Licencié après 13 ans de maison pour avoir caché une couette dans une armoire : la justice tranche

Licenciement pour avoir caché une couette dans une armoire : la justice tranche après 13 ans de service

Un salarié d’une entreprise logistique a été licencié pour faute grave après avoir dissimulé des objets, dont une couette, dans une armoire verrouillée. Ce licenciement, prononcé le 18 décembre 2020, fait suite à des disparitions de colis constatées dans l’entrepôt.

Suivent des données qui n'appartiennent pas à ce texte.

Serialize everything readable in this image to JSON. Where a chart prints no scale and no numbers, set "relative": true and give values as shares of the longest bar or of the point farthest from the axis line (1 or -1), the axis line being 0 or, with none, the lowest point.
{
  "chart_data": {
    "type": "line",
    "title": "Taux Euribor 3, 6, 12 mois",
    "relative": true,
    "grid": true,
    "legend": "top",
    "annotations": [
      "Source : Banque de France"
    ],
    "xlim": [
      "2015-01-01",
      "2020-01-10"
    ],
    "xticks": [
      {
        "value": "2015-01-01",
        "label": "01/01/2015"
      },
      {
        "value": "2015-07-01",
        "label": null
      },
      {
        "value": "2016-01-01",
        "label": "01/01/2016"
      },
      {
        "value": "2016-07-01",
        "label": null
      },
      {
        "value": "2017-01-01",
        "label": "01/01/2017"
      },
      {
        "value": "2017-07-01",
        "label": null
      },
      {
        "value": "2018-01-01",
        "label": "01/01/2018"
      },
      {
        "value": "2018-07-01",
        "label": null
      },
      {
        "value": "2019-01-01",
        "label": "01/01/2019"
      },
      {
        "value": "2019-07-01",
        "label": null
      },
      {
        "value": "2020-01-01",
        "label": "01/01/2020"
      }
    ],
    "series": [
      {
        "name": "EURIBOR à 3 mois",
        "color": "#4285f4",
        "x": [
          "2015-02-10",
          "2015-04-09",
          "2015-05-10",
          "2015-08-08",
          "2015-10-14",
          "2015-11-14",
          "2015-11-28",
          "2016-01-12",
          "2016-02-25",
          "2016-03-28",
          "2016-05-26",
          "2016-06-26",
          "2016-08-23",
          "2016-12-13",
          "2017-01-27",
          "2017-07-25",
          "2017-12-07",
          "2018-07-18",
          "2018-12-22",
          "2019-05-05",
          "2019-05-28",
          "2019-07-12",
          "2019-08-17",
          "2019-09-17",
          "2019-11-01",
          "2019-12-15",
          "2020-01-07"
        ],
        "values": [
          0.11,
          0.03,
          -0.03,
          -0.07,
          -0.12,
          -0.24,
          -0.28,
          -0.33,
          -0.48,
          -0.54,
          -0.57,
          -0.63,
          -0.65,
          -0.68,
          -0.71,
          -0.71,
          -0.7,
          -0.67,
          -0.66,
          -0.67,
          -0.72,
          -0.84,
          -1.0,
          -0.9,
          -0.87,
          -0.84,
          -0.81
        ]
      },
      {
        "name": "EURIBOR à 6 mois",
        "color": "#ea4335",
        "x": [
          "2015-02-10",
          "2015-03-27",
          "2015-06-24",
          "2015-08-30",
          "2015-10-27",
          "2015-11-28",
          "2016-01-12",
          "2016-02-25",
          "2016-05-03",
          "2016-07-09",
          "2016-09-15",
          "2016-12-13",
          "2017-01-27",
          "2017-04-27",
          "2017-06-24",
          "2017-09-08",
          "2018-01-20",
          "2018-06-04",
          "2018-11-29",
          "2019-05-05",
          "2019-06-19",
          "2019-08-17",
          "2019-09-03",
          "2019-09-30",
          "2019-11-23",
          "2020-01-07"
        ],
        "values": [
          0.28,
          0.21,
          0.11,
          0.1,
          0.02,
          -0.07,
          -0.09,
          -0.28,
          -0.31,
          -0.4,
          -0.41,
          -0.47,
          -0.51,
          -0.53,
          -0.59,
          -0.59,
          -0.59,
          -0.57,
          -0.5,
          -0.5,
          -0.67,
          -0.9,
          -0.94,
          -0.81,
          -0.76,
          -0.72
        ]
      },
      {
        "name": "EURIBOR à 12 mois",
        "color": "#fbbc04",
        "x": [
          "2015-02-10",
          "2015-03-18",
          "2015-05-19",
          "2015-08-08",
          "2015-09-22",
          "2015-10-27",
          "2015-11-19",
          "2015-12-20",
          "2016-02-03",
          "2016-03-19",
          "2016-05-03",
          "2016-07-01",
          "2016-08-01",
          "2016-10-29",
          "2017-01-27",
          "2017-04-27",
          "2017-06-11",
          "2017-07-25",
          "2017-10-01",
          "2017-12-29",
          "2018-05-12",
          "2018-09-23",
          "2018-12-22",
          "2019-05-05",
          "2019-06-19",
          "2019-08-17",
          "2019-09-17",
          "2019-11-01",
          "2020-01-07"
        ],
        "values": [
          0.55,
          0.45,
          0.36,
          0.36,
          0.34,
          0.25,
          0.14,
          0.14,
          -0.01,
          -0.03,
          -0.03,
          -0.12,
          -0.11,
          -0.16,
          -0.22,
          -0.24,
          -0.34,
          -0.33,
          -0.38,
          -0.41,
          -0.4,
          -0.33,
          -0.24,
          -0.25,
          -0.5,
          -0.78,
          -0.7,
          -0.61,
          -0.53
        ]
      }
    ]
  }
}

Les faits remontent au 27 novembre 2020, lorsque la direction, alertée par des agents de maîtrise, a décidé de mener une inspection. En vérifiant une cabine de peinture, ils ont découvert une armoire fermée par deux cadenas, alors qu’aucun effet personnel n’était autorisé dans cette zone. Un des agents, employé depuis 2007, a déverrouillé l’armoire, révélant une couette encore emballée et divers objets de décoration, tous issus du stock de l’entreprise, destinés à être donnés à des associations.

Le salarié a été licencié pour détournement de marchandises, les caméras ayant également filmé un collègue sortant des produits de l’entrepôt. Lors de l’entretien préalable, l’agent a reconnu avoir placé « au moins un objet » dans l’armoire « pour son usage personnel », mais a nié toute intention de revente. L’employeur a jugé ces actes comme « frauduleux ».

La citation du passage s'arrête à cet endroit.